A music aide may be of either sex and of any age. The choice will depend not only upon what is available locally but on such considerations as the personalities involved and personal recommendations. If intelligence is not exercised, the program will fail because the senior music aide is the keystone of the entire structure. For a children’s hospital, a woman who has raised children would seem most suitable. The aide for children should be able to sing and play the piano. She should also be able to play musical games with children.
For a hospital of young adults, such as the average hospital for the tuberculous, a young woman between thirty and forty will have the energy, drive and spirit to match the requirements and contemporary tastes of the patients under her care. The aide for this type of work should also be able to lead group and mass singing and be able to play an instrument. Ability to play a second instrument, or to teach it is a valuable asset.
For the mental hospital an aide should be mature, patient, well informed and have the urge, but not the preformed opinions, for handling the mental patient. For the hospital treating the aged or other chronic patients, an older man or woman is desirable.

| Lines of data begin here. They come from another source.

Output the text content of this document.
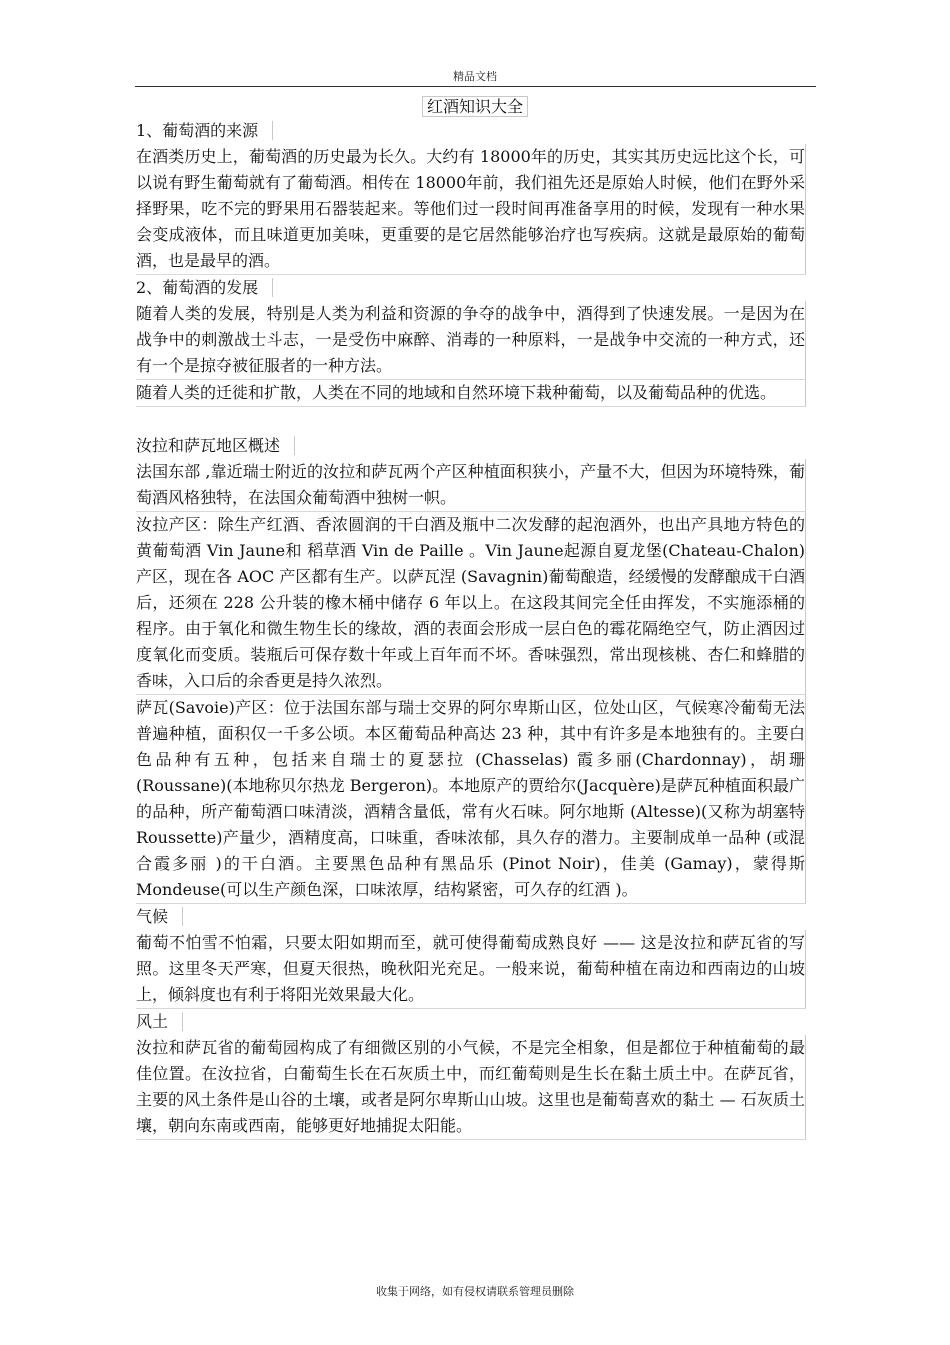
精品文档
红酒知识大全
1、葡萄酒的来源

在酒类历史上，葡萄酒的历史最为长久。大约有 18000年的历史，其实其历史远比这个长，可以说有野生葡萄就有了葡萄酒。相传在 18000年前，我们祖先还是原始人时候，他们在野外采择野果，吃不完的野果用石器装起来。等他们过一段时间再准备享用的时候，发现有一种水果会变成液体，而且味道更加美味，更重要的是它居然能够治疗也写疾病。这就是最原始的葡萄酒，也是最早的酒。

2、葡萄酒的发展

随着人类的发展，特别是人类为利益和资源的争夺的战争中，酒得到了快速发展。一是因为在战争中的刺激战士斗志，一是受伤中麻醉、消毒的一种原料，一是战争中交流的一种方式，还有一个是掠夺被征服者的一种方法。

随着人类的迁徙和扩散，人类在不同的地域和自然环境下栽种葡萄，以及葡萄品种的优选。

汝拉和萨瓦地区概述

法国东部 ,靠近瑞士附近的汝拉和萨瓦两个产区种植面积狭小，产量不大，但因为环境特殊，葡萄酒风格独特，在法国众葡萄酒中独树一帜。

汝拉产区：除生产红酒、香浓圆润的干白酒及瓶中二次发酵的起泡酒外，也出产具地方特色的 黄葡萄酒 Vin Jaune和 稻草酒 Vin de Paille 。Vin Jaune起源自夏龙堡(Chateau-Chalon)产区，现在各 AOC 产区都有生产。以萨瓦涅 (Savagnin)葡萄酿造，经缓慢的发酵酿成干白酒后，还须在 228 公升装的橡木桶中储存 6 年以上。在这段其间完全任由挥发，不实施添桶的程序。由于氧化和微生物生长的缘故，酒的表面会形成一层白色的霉花隔绝空气，防止酒因过度氧化而变质。装瓶后可保存数十年或上百年而不坏。香味强烈，常出现核桃、杏仁和蜂腊的香味，入口后的余香更是持久浓烈。

萨瓦(Savoie)产区：位于法国东部与瑞士交界的阿尔卑斯山区，位处山区，气候寒冷葡萄无法普遍种植，面积仅一千多公顷。本区葡萄品种高达 23 种，其中有许多是本地独有的。主要白色品种有五种，包括来自瑞士的夏瑟拉 (Chasselas) 霞多丽(Chardonnay)，胡珊 (Roussane)(本地称贝尔热龙 Bergeron)。本地原产的贾给尔(Jacquère)是萨瓦种植面积最广的品种，所产葡萄酒口味清淡，酒精含量低，常有火石味。阿尔地斯 (Altesse)(又称为胡塞特 Roussette)产量少，酒精度高，口味重，香味浓郁，具久存的潜力。主要制成单一品种 (或混合霞多丽 )的干白酒。主要黑色品种有黑品乐 (Pinot Noir)，佳美 (Gamay)，蒙得斯 Mondeuse(可以生产颜色深，口味浓厚，结构紧密，可久存的红酒 )。

气候

葡萄不怕雪不怕霜，只要太阳如期而至，就可使得葡萄成熟良好 —— 这是汝拉和萨瓦省的写照。这里冬天严寒，但夏天很热，晚秋阳光充足。一般来说，葡萄种植在南边和西南边的山坡上，倾斜度也有利于将阳光效果最大化。

风土

汝拉和萨瓦省的葡萄园构成了有细微区别的小气候，不是完全相象，但是都位于种植葡萄的最佳位置。在汝拉省，白葡萄生长在石灰质土中，而红葡萄则是生长在黏土质土中。在萨瓦省，主要的风土条件是山谷的土壤，或者是阿尔卑斯山山坡。这里也是葡萄喜欢的黏土 — 石灰质土壤，朝向东南或西南，能够更好地捕捉太阳能。

收集于网络，如有侵权请联系管理员删除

It is preferable for any aide to have had some formal musical instruction. Most desirable is a graduate of a musical conservatory or of a college which offers a major in music. The music aide should play at least one instrument, and preferably the piano. If the hospital budget permits additional music aides each successive one should know another instrument. The aide should be able to play music at sight and sing with an acceptable voice. The chief qualification should be the absence of “artistic temperament.” Patients are admitted to a hospital for medical care, not musical knowledge. The aide should not consider them as music students. Music should be given to them with patience and without undue emotion. If music evokes a marked mental response it may be beneficial, but it should be the music and not the musician which elicits such reactions. Previous experience in teaching music is a valuable asset to the music aide.

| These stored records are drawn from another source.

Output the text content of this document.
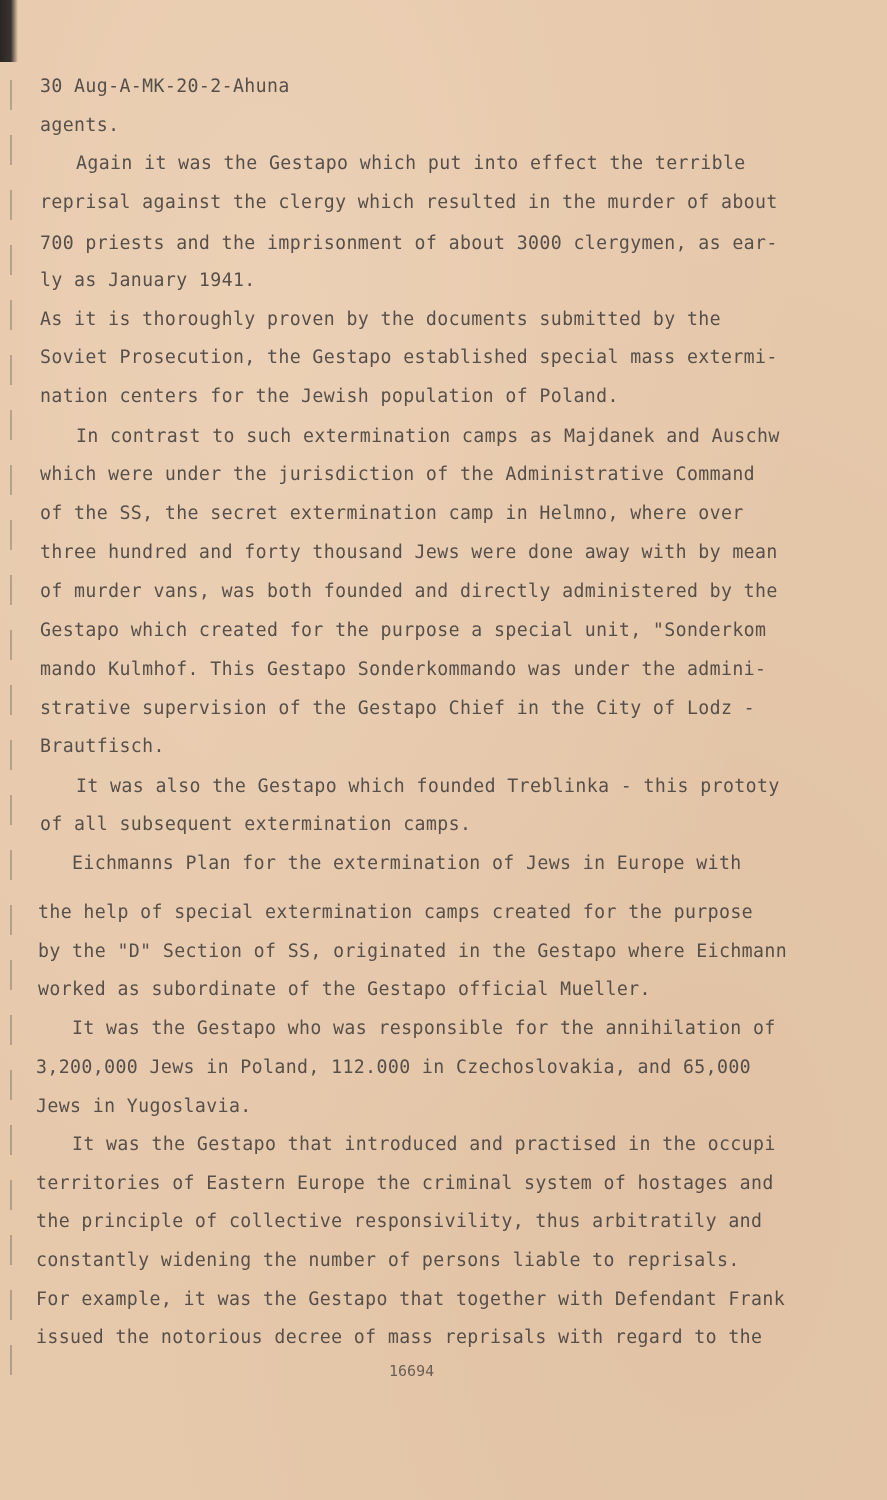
30 Aug-A-MK-20-2-Ahuna
agents.
Again it was the Gestapo which put into effect the terrible
reprisal against the clergy which resulted in the murder of about
700 priests and the imprisonment of about 3000 clergymen, as ear-
ly as January 1941.
As it is thoroughly proven by the documents submitted by the
Soviet Prosecution, the Gestapo established special mass extermi-
nation centers for the Jewish population of Poland.
In contrast to such extermination camps as Majdanek and Auschw
which were under the jurisdiction of the Administrative Command
of the SS, the secret extermination camp in Helmno, where over
three hundred and forty thousand Jews were done away with by mean
of murder vans, was both founded and directly administered by the
Gestapo which created for the purpose a special unit, "Sonderkom
mando Kulmhof. This Gestapo Sonderkommando was under the admini-
strative supervision of the Gestapo Chief in the City of Lodz -
Brautfisch.
It was also the Gestapo which founded Treblinka - this prototy
of all subsequent extermination camps.
Eichmanns Plan for the extermination of Jews in Europe with
the help of special extermination camps created for the purpose
by the "D" Section of SS, originated in the Gestapo where Eichmann
worked as subordinate of the Gestapo official Mueller.
It was the Gestapo who was responsible for the annihilation of
3,200,000 Jews in Poland, 112.000 in Czechoslovakia, and 65,000
Jews in Yugoslavia.
It was the Gestapo that introduced and practised in the occupi
territories of Eastern Europe the criminal system of hostages and
the principle of collective responsivility, thus arbitratily and
constantly widening the number of persons liable to reprisals.
For example, it was the Gestapo that together with Defendant Frank
issued the notorious decree of mass reprisals with regard to the
16694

The duties of the music aide will vary with the number and type of patients. In hospitals with a large number of ambulatory patients emphasis will be placed on group activities; in hospitals where children predominate music will be used largely as diversion, in games, dancing and other bodily activities called “rhythms” which is a development of Eurhythmics.

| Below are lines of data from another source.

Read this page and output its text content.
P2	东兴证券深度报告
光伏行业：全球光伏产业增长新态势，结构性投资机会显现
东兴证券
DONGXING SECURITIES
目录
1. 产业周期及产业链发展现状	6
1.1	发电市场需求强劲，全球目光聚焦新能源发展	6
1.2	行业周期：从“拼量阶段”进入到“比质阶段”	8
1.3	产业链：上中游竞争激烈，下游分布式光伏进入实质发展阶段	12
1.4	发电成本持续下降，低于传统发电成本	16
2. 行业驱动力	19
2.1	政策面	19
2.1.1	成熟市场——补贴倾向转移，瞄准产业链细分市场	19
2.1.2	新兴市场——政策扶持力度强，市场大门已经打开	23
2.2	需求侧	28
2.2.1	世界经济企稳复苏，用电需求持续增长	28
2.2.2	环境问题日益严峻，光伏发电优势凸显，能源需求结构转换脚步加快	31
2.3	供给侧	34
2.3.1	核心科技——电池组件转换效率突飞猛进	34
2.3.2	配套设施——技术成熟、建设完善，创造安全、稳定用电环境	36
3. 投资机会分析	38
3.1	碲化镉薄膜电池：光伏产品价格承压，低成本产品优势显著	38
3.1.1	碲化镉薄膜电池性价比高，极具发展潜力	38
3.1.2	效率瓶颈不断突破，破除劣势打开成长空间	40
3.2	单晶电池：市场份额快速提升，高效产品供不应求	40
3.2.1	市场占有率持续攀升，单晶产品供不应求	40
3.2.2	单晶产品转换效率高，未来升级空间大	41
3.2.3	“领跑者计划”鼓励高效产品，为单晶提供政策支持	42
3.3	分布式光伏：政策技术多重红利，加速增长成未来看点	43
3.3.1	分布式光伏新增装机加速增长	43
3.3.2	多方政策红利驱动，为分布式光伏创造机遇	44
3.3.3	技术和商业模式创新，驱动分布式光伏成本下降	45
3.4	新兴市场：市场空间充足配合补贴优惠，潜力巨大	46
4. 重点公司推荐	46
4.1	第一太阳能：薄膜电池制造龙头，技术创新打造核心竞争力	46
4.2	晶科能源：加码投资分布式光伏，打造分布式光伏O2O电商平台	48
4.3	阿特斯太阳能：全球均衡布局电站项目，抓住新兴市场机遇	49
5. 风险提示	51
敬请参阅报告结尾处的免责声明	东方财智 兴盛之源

Under the supervision of the medical director, the music aide should outline a definite schedule of musical activities and adhere to it. This will require much preparation and the best hours for preparatory work will be those during which patients are resting, sleeping, or receiving active medical and nursing care. The preparation will include maintenance and cataloguing of instruments and the medical library; tabulation of patient requests for instruction, books and recordings; programming for concerts, ward songs and the public address system; correspondence with musicians and musical groups in the community; ordering of equipment and music; and scheduling.
The schedule should be patterned to fit into the hospital routine. The first hour of the day should be reserved for preparatory activities. Individual instruction in music may be given from nine until ten. At ten the music cart may be taken to the wards until mealtime. Following the meal hour, the aide can prepare for the afternoon ward visits. Recreation Hall activities or the listening room may be scheduled for the period of two to three. Three to four-thirty may be used for ward entertainment, either with the music cart or with portable instruments. On one or two nights a weeks, an hour or more may be set aside for the hospital concert or a music appreciation hour.